Археолог нерешительно помолчал.
— Понимаешь, Сережа,— сказал он.— Ни я, ни Наташа не возьмем у тебя твоего улова. Но если ты пригласишь нас на уху... или на жареного язя...
— Конечно! — обрадовался Сережа.— Обязательно!
Он привязал к веревке от своего камня-якоря кусок пенопласта, и они поплыли к селу. Сережа вытащил лодку на берег, разобрал удилища, смотал лески.
— Платон Иннокентьевич! Вы весной к нам снова приедете? — спросил Сережа.
— Непременно, Сережа,— пообещал археолог.
А у Наташи Сережа не спросил, приедет ли она снова. Он так и не мог себе представить, что она в самом деле уедет. Навсегда.
6. Инопланетянин
— А что такое, в самом деле, стихи? — спросил Сережа у инопланетянина.— Что такое поэзия? Чем отличается она от прозы?
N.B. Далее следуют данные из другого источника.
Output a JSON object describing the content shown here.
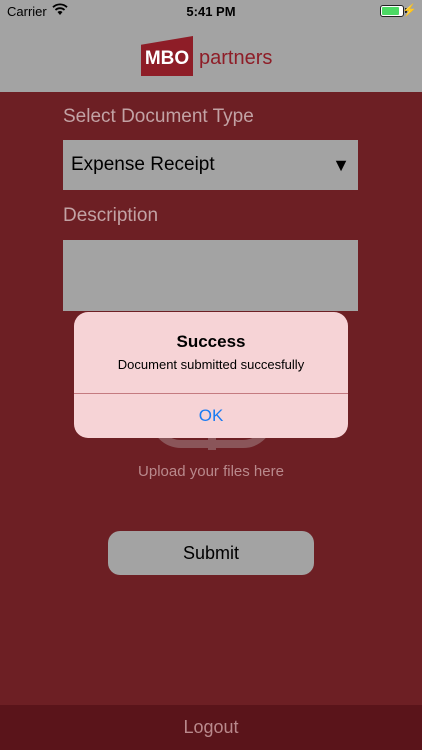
{
  "status_bar": {
    "carrier": "Carrier",
    "time": "5:41 PM",
    "battery_color": "#4cd964"
  },
  "header": {
    "logo_badge": "MBO",
    "logo_text": "partners",
    "brand_color": "#8e1d27"
  },
  "form": {
    "document_type_label": "Select Document Type",
    "document_type_value": "Expense Receipt",
    "description_label": "Description",
    "description_value": "",
    "upload_text": "Upload your files here",
    "submit_label": "Submit"
  },
  "footer": {
    "logout_label": "Logout"
  },
  "alert": {
    "title": "Success",
    "message": "Document submitted succesfully",
    "ok_label": "OK"
  },
  "icons": [
    "wifi-icon",
    "battery-icon",
    "charging-bolt-icon",
    "dropdown-caret-icon",
    "upload-cloud-icon"
  ]
}
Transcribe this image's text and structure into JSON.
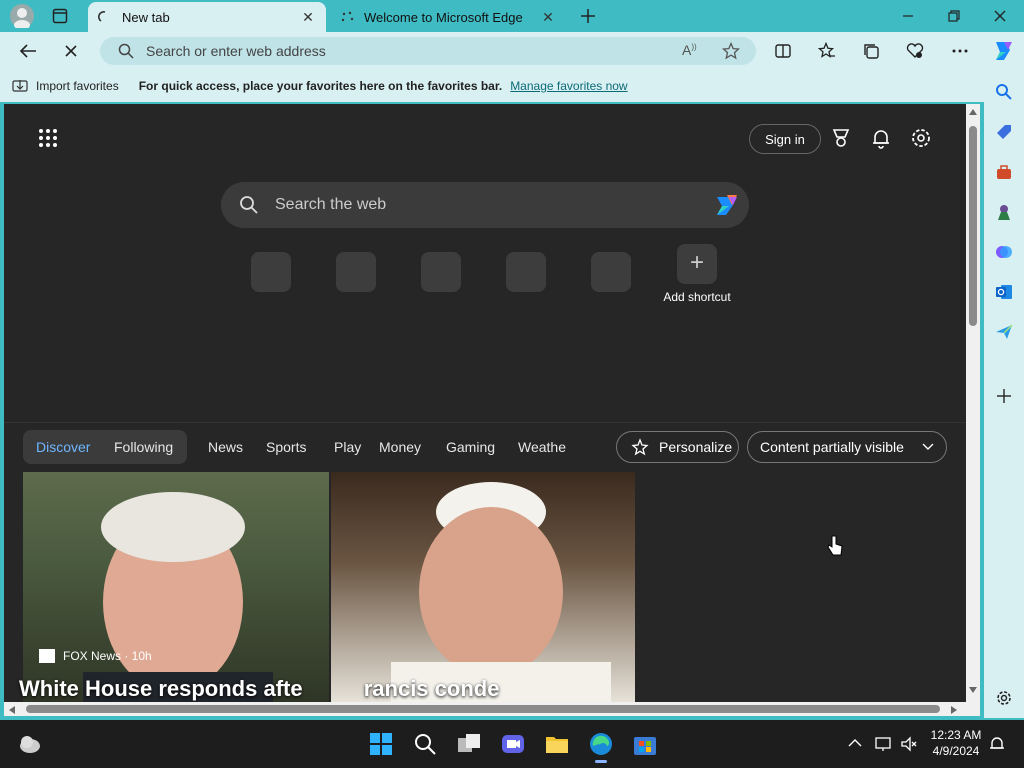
{
  "tabs": [
    {
      "label": "New tab",
      "active": true
    },
    {
      "label": "Welcome to Microsoft Edge",
      "active": false
    }
  ],
  "address_bar": {
    "placeholder": "Search or enter web address"
  },
  "favorites_bar": {
    "import_label": "Import favorites",
    "message": "For quick access, place your favorites here on the favorites bar.",
    "manage_link": "Manage favorites now"
  },
  "newtab": {
    "sign_in": "Sign in",
    "search_placeholder": "Search the web",
    "add_shortcut": "Add shortcut"
  },
  "feed": {
    "pill_tabs": [
      "Discover",
      "Following"
    ],
    "tabs": [
      "News",
      "Sports",
      "Play",
      "Money",
      "Gaming",
      "Weathe"
    ],
    "personalize": "Personalize",
    "content_visibility": "Content partially visible",
    "article": {
      "source": "FOX News · 10h",
      "headline": "White House responds afte          rancis conde"
    }
  },
  "taskbar": {
    "time": "12:23 AM",
    "date": "4/9/2024"
  },
  "colors": {
    "frame": "#3fbcc3",
    "toolbar": "#d9f0f2",
    "page_bg": "#262626",
    "discover_accent": "#6fb6ff"
  }
}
Инопланетянин задумался, а потом сказал негромко:
— Я тебе отвечу. Только ты об этом никому не рассказывай. Пусть это будет нашим секретом. Понимаешь... Настоящая поэзия — если она настоящая! — всегда выше прозы. И не потому, что стихи снабжены рифмами. Зарифмовать можно что угодно. Даже заявку на удобрения. И не потому, что в стихах есть определенный ритм, размер. В хорошей прозе тоже всегда существует свой особый ритм. А потому, что поэзия может сказать и донести до сердца читателя то, что прозой выразить невозможно.
— Так,— недоверчиво отозвался Сережа.— Ну, а например?..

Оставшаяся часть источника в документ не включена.